Waving Herrington back, Harvath stated, “Let’s talk about this brand-new Casio watch of yours. They make pretty good detonators, don’t they? Your colleague Ramzi Yousef used one of these to detonate a little saline solution bottle filled with nitroglycerin on a plane bound for Tokyo a while back. He called it his microbomb, but it didn’t bring the plane down like he hoped. We caught him before he could improve upon the formula, Allah be praised.”
“Waj ab zibik!” yelled the man, wishing Harvath an infection in a very private place for invoking the name of his god.
Harvath ignored him and continued, “This watch wasn’t meant as a detonator, though, was it? I’d be willing to bet that all of you got the same new watch for synchronization. Am I right?”
The man said nothing. He just sat there as blood rolled down from his nose, along his chin, and dripped onto his shirt.
“How about the phone?” pressed Harvath. “Motorola iDEN. Pretty nice, but a bit out of your league, don’t you think? I mean, digital wireless phones like this are meant for business people. Two-way digital radio, alphanumeric messaging, fax capabilities, high-end Internet access. That’s a lot of features just so you and your buddies can set up blow-job parties at the local mosque, Allah be praised.”
“Nikomak,” the man growled.
Harvath ignored the suggestion of what he should do to his mother and toyed with the phone as he continued posing questions. “Since at least one other bomb went off in the PATH tunnel, we’re assuming you were either a primary or a contingency operative, or was the plan to wreak as much damage as possible?”
The man remained silent.
“How were you recruited for this job? Who contacted you?”
Nothing.
“When were you first contacted?”
Still nothing.
“What else do your colleagues have planned? More bombs? Something with an airplane? Other cities? What is it?”
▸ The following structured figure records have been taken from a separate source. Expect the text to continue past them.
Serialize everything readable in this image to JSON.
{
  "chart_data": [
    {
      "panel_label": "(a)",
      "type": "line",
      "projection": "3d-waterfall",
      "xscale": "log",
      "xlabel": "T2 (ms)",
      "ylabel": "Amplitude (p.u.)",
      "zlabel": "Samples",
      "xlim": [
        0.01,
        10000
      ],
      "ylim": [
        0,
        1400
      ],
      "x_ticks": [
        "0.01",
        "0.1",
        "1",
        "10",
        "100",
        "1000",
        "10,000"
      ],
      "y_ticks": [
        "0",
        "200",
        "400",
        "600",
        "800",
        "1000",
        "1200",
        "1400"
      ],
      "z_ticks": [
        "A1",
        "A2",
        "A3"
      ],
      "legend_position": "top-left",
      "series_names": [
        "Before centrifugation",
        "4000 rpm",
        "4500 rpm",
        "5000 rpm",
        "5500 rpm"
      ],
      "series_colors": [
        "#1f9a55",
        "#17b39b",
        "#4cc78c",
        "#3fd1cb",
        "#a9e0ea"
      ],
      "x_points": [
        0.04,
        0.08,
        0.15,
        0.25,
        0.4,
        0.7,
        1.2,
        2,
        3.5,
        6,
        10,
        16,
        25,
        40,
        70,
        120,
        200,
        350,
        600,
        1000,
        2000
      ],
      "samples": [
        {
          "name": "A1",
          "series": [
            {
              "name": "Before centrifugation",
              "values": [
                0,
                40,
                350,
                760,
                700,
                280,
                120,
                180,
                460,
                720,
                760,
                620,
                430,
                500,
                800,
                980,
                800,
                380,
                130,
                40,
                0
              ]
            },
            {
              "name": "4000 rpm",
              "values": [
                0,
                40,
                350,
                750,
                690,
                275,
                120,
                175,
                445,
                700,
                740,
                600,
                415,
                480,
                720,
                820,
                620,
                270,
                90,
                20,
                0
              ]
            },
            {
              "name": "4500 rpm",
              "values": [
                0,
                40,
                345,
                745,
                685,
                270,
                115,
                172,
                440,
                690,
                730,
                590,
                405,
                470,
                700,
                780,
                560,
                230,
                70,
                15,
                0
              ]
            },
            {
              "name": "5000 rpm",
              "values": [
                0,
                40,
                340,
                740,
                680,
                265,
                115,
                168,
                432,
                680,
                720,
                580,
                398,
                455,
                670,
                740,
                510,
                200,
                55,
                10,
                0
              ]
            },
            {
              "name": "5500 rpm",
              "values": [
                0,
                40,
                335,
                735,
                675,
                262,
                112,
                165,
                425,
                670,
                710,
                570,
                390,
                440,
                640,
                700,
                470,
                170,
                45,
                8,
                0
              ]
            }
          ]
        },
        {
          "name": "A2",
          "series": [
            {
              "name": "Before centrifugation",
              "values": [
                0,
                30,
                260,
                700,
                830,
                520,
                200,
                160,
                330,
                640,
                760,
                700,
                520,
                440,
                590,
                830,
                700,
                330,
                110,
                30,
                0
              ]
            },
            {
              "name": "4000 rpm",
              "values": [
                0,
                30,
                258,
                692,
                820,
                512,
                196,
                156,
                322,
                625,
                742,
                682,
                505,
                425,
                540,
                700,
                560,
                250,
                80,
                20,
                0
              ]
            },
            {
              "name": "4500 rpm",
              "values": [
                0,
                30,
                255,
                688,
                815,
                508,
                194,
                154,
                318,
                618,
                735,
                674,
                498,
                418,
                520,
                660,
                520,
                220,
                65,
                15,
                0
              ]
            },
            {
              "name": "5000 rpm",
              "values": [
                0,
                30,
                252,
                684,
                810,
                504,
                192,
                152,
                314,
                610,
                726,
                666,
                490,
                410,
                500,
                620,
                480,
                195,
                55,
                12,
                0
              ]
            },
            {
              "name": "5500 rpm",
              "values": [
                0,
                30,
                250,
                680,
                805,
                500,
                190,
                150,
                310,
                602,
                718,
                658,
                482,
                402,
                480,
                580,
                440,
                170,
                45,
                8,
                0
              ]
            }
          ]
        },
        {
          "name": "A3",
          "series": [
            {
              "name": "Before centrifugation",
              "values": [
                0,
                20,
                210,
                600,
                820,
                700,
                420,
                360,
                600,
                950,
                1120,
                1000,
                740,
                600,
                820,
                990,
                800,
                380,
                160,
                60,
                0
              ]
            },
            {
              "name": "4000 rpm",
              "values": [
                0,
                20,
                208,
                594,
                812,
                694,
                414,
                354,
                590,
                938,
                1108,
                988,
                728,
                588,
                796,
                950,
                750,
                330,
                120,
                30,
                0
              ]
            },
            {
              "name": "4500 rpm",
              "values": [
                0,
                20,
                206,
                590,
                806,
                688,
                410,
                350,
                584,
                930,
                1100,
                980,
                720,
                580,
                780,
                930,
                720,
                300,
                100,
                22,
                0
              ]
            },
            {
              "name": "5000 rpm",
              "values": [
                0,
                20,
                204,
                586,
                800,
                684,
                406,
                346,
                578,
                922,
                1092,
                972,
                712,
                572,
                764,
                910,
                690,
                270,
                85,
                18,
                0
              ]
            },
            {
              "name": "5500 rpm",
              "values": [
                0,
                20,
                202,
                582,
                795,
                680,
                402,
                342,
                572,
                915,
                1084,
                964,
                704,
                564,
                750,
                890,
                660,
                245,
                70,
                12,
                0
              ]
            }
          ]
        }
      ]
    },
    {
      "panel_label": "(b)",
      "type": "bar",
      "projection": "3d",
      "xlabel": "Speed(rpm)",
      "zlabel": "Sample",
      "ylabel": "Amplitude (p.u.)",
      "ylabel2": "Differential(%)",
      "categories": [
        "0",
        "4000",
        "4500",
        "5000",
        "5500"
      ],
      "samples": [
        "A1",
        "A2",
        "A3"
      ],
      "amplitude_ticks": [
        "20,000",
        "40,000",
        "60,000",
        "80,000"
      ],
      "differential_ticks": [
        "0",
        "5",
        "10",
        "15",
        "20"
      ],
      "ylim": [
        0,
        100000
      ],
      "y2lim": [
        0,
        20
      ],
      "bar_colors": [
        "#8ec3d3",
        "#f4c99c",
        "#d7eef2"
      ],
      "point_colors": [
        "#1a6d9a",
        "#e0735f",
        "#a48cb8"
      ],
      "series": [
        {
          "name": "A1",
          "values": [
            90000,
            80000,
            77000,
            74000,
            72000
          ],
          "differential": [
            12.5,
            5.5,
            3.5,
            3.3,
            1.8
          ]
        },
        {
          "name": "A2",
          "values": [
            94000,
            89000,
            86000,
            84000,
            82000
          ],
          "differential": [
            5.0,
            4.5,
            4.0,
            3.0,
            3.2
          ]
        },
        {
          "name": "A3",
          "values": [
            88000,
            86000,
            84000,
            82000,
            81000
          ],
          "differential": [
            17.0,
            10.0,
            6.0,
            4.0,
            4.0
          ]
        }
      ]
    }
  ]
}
At this, the prisoner smiled.
Bob was about to reach out and strike him again, when Harvath stood up and stated, “I’m going to post a flyer over at the World Trade Center site to see if there are any lawyers willing to represent you.” Turning to Herrington he said, “Let’s go.”
Once outside the interrogation room, Bob stopped Harvath and said, “We were just getting started in there. The fear was absolutely wafting off that guy. You could smell it.”
“I was definitely smelling something, though I don’t know if it was fear. Listen, we’re both fans of the art of not-so-subtle persuasion, but we don’t have the time to work this guy over the way we’d like to. Even the NYPD is going to have a limit as to what they’ll let us do to a terrorist suspect in their custody.”
“So let’s remove him from their custody,” said Herrington. “We’ll take him back to 26 Federal Plaza, or to a quiet hotel room, an abandoned building, wherever. It doesn’t matter. He knows something. You could see it in his face.”
“What he knows is that we’re desperate. If we put the testicle clamps on him maybe he’ll tell us something of value, maybe not. We’d need to have psychological leverage-have his family in custody or something like that. But at this point, we don’t even know his name.”